優子へ紅茶を差し出したタイミングで丁度イーリスとの会話を終わったらしく、優子が仮想ウィンドウを閉じる。
「イーリスさんは俺に関して何か言ってた?」
自分で入れた紅茶を一口飲み、味を確かめながら透は尋ねる。
「いいえ?ガーデニングの話とか作ってきたチーズケーキの話くらいしかしていないわよ?」
バスケットからチーズケーキを取り出し、皿に乗せながら優子が答える。
「いや、イーリスさんもこの前、爆破テロ事件に巻き込まれたって話を聞いてて、俺も昨日巻き込まれたからその繋がりで何か言ってたのかな?なんてね?」
差し出されたチーズケーキを頬張りつつ透が話を続ける。
「ええ!?透君爆破テロに巻き込まれ・・・!?」
透の一言を聞いて驚いた優子が口にしていたチーズケーキをのどに詰まらせ苦しそうに咽る。
透は優子の背中をさすりながら、
「てっきり母さんから聞いてるから表でその話をしても平然としてたんだと思ってたんだけど・・・」
なおも少し咳き込みながらも紅茶を飲み、落ち着きを取り戻した優子が改めて凛とした表情で透へ向き直る。
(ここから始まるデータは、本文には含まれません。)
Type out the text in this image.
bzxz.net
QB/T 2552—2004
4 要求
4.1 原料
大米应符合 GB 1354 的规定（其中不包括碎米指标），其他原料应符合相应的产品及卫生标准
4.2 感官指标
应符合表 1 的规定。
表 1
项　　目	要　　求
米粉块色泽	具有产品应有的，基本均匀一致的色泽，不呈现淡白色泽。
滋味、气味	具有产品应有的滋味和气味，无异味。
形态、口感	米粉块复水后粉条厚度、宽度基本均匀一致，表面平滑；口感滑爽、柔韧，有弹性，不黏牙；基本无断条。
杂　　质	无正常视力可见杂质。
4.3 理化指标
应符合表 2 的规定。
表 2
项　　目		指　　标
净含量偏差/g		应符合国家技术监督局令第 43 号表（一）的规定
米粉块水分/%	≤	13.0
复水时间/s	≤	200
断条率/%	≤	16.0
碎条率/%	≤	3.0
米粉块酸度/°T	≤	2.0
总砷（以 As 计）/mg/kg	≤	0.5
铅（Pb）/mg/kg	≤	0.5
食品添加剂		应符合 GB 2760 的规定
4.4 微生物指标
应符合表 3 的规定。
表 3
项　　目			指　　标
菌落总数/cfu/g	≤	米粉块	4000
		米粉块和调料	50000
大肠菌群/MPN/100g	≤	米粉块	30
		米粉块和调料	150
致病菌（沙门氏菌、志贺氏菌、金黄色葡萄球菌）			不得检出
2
透は優子のその表情を見るのが久しぶりだと思い、何を言われるのか皆目見当もつかなかった。
優子の次の行動は言葉ではなく、透の頭を胸にうずめるような形で抱きしめた。
予想外の行動に透は気が動転して現在の状況が理解できなかった。
「もう、危ないことをしちゃだめよ・・・」
透は巻き込まれただけだと主張しようとしたが、がっちりとホールドされて息ができない。
優子は白――肉体操作系――のレベル6でオーラを使って細腕の女性としては考えられないほどの腕力を揮える。
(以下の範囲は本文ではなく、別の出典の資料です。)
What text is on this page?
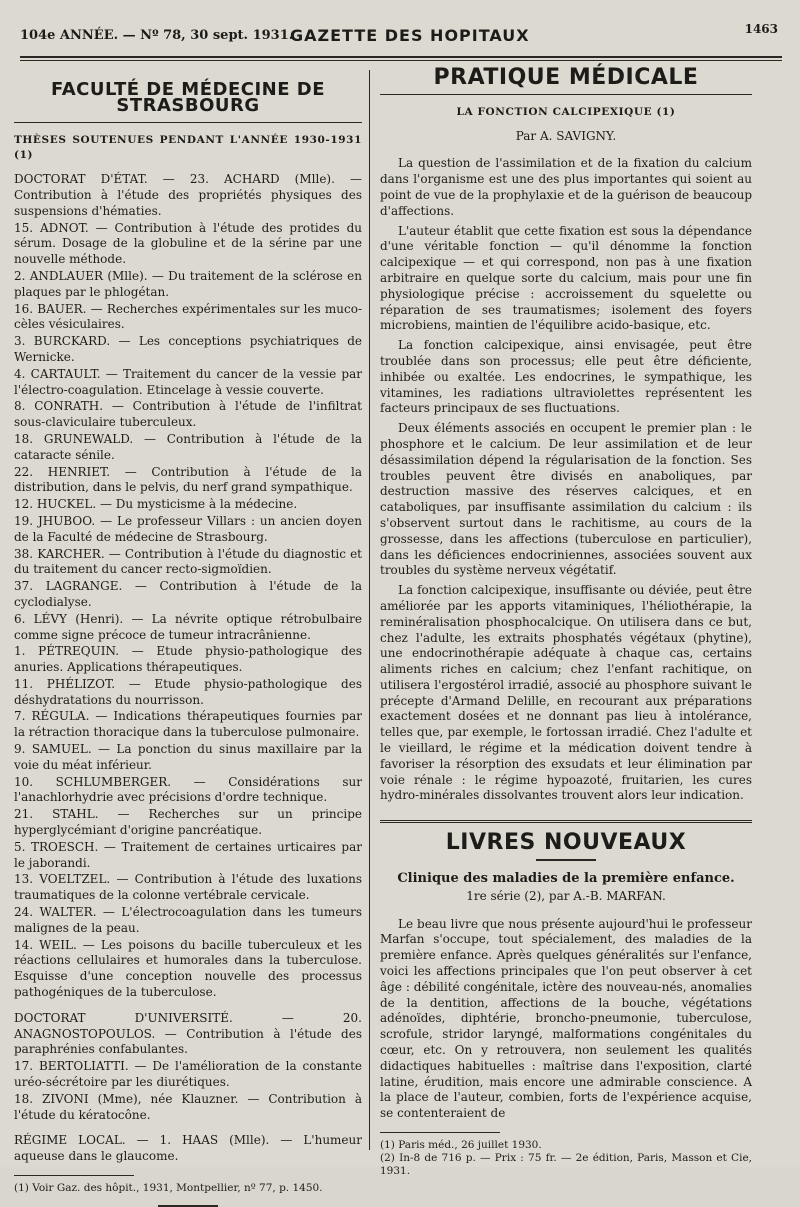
104e ANNÉE. — Nº 78, 30 sept. 1931.
GAZETTE DES HOPITAUX	1463
FACULTÉ DE MÉDECINE DE STRASBOURG
THÈSES SOUTENUES PENDANT L'ANNÉE 1930-1931 (1)
DOCTORAT D'ÉTAT. — 23. ACHARD (Mlle). — Contribution à l'étude des propriétés physiques des suspensions d'hématies.
15. ADNOT. — Contribution à l'étude des protides du sérum. Dosage de la globuline et de la sérine par une nouvelle méthode.
2. ANDLAUER (Mlle). — Du traitement de la sclérose en plaques par le phlogétan.
16. BAUER. — Recherches expérimentales sur les muco-cèles vésiculaires.
3. BURCKARD. — Les conceptions psychiatriques de Wernicke.
4. CARTAULT. — Traitement du cancer de la vessie par l'électro-coagulation. Etincelage à vessie couverte.
8. CONRATH. — Contribution à l'étude de l'infiltrat sous-claviculaire tuberculeux.
18. GRUNEWALD. — Contribution à l'étude de la cataracte sénile.
22. HENRIET. — Contribution à l'étude de la distribution, dans le pelvis, du nerf grand sympathique.
12. HUCKEL. — Du mysticisme à la médecine.
19. JHUBOO. — Le professeur Villars : un ancien doyen de la Faculté de médecine de Strasbourg.
38. KARCHER. — Contribution à l'étude du diagnostic et du traitement du cancer recto-sigmoïdien.
37. LAGRANGE. — Contribution à l'étude de la cyclodialyse.
6. LÉVY (Henri). — La névrite optique rétrobulbaire comme signe précoce de tumeur intracrânienne.
1. PÉTREQUIN. — Etude physio-pathologique des anuries. Applications thérapeutiques.
11. PHÉLIZOT. — Etude physio-pathologique des déshydratations du nourrisson.
7. RÉGULA. — Indications thérapeutiques fournies par la rétraction thoracique dans la tuberculose pulmonaire.
9. SAMUEL. — La ponction du sinus maxillaire par la voie du méat inférieur.
10. SCHLUMBERGER. — Considérations sur l'anachlorhydrie avec précisions d'ordre technique.
21. STAHL. — Recherches sur un principe hyperglycémiant d'origine pancréatique.
5. TROESCH. — Traitement de certaines urticaires par le jaborandi.
13. VOELTZEL. — Contribution à l'étude des luxations traumatiques de la colonne vertébrale cervicale.
24. WALTER. — L'électrocoagulation dans les tumeurs malignes de la peau.
14. WEIL. — Les poisons du bacille tuberculeux et les réactions cellulaires et humorales dans la tuberculose. Esquisse d'une conception nouvelle des processus pathogéniques de la tuberculose.
DOCTORAT D'UNIVERSITÉ. — 20. ANAGNOSTOPOULOS. — Contribution à l'étude des paraphrénies confabulantes.
17. BERTOLIATTI. — De l'amélioration de la constante uréo-sécrétoire par les diurétiques.
18. ZIVONI (Mme), née Klauzner. — Contribution à l'étude du kératocône.
RÉGIME LOCAL. — 1. HAAS (Mlle). — L'humeur aqueuse dans le glaucome.
(1) Voir Gaz. des hôpit., 1931, Montpellier, nº 77, p. 1450.
PRATIQUE MÉDICALE
LA FONCTION CALCIPEXIQUE (1)
Par A. SAVIGNY.

La question de l'assimilation et de la fixation du calcium dans l'organisme est une des plus importantes qui soient au point de vue de la prophylaxie et de la guérison de beaucoup d'affections.

L'auteur établit que cette fixation est sous la dépendance d'une véritable fonction — qu'il dénomme la fonction calcipexique — et qui correspond, non pas à une fixation arbitraire en quelque sorte du calcium, mais pour une fin physiologique précise : accroissement du squelette ou réparation de ses traumatismes; isolement des foyers microbiens, maintien de l'équilibre acido-basique, etc.

La fonction calcipexique, ainsi envisagée, peut être troublée dans son processus; elle peut être déficiente, inhibée ou exaltée. Les endocrines, le sympathique, les vitamines, les radiations ultraviolettes représentent les facteurs principaux de ses fluctuations.

Deux éléments associés en occupent le premier plan : le phosphore et le calcium. De leur assimilation et de leur désassimilation dépend la régularisation de la fonction. Ses troubles peuvent être divisés en anaboliques, par destruction massive des réserves calciques, et en cataboliques, par insuffisante assimilation du calcium : ils s'observent surtout dans le rachitisme, au cours de la grossesse, dans les affections (tuberculose en particulier), dans les déficiences endocriniennes, associées souvent aux troubles du système nerveux végétatif.

La fonction calcipexique, insuffisante ou déviée, peut être améliorée par les apports vitaminiques, l'héliothérapie, la reminéralisation phosphocalcique. On utilisera dans ce but, chez l'adulte, les extraits phosphatés végétaux (phytine), une endocrinothérapie adéquate à chaque cas, certains aliments riches en calcium; chez l'enfant rachitique, on utilisera l'ergostérol irradié, associé au phosphore suivant le précepte d'Armand Delille, en recourant aux préparations exactement dosées et ne donnant pas lieu à intolérance, telles que, par exemple, le fortossan irradié. Chez l'adulte et le vieillard, le régime et la médication doivent tendre à favoriser la résorption des exsudats et leur élimination par voie rénale : le régime hypoazoté, fruitarien, les cures hydro-minérales dissolvantes trouvent alors leur indication.

LIVRES NOUVEAUX
Clinique des maladies de la première enfance.
1re série (2), par A.-B. MARFAN.

Le beau livre que nous présente aujourd'hui le professeur Marfan s'occupe, tout spécialement, des maladies de la première enfance. Après quelques généralités sur l'enfance, voici les affections principales que l'on peut observer à cet âge : débilité congénitale, ictère des nouveau-nés, anomalies de la dentition, affections de la bouche, végétations adénoïdes, diphtérie, broncho-pneumonie, tuberculose, scrofule, stridor laryngé, malformations congénitales du cœur, etc. On y retrouvera, non seulement les qualités didactiques habituelles : maîtrise dans l'exposition, clarté latine, érudition, mais encore une admirable conscience. A la place de l'auteur, combien, forts de l'expérience acquise, se contenteraient de

(1) Paris méd., 26 juillet 1930.
(2) In-8 de 716 p. — Prix : 75 fr. — 2e édition, Paris, Masson et Cie, 1931.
現に今も意識しているかどうかわからないが身動きができない、息は苦しいが肉体強化だけでなく抱えられた頭はヒーリング能力も使用しているのか精神的に癒される。
優子は優子で透が恥ずかしがってもがいているものだと勘違いして更に力を込める。
透の呼吸が限界を迎えようとした刹那、静寂を打ち破るように透の腕時計型のVPTから電話の着信を知らせる音楽が鳴る。
その音楽に優子は透を抱きしめる力を緩める。
開放された透は深呼吸をすると、VPTを操作して電話の着信を受ける。
「もしもし、透?そっちはうまくいった?」
仮想ディスプレイに巧の姿が表示される。
「ああ、教授の証言で監視からも解放されたよ。でもちょっと難儀な点もあって・・・」
いまだに荒い呼吸を整えながら答える。
「なんか息が荒いけど、それどころじゃない感じだね。とりあえず見せたいものがあるからちょっと家に来てほしいんだ」
「わかった、ちょっと一杯紅茶を飲んでからそっちに行く」
その一言で電話を切ると、優子に向き直る。
「なんか、巧が呼んでるからちょっと行って来る。優子姉はいつもどおりゆっくり気のすむまでウチでゆっくりしてていいから」
「巧君、少し急いでいるみたいだったけど何かあったのかしら?」
「さ、さぁ?また何かの試作品のテストだと思うけど、急にテストしてほしいものでもあるんじゃないかな?ハハハ・・・」
頬を掻きながら誤魔化しつつ、
(優子姉、ゴメン・・・危ないことは駄目って言われたけど、近々危ないことするかもしれない・・・)
と内心で思い、紅茶を一杯飲み終えた後、透は自宅に優子を残して巧の家へ向かった。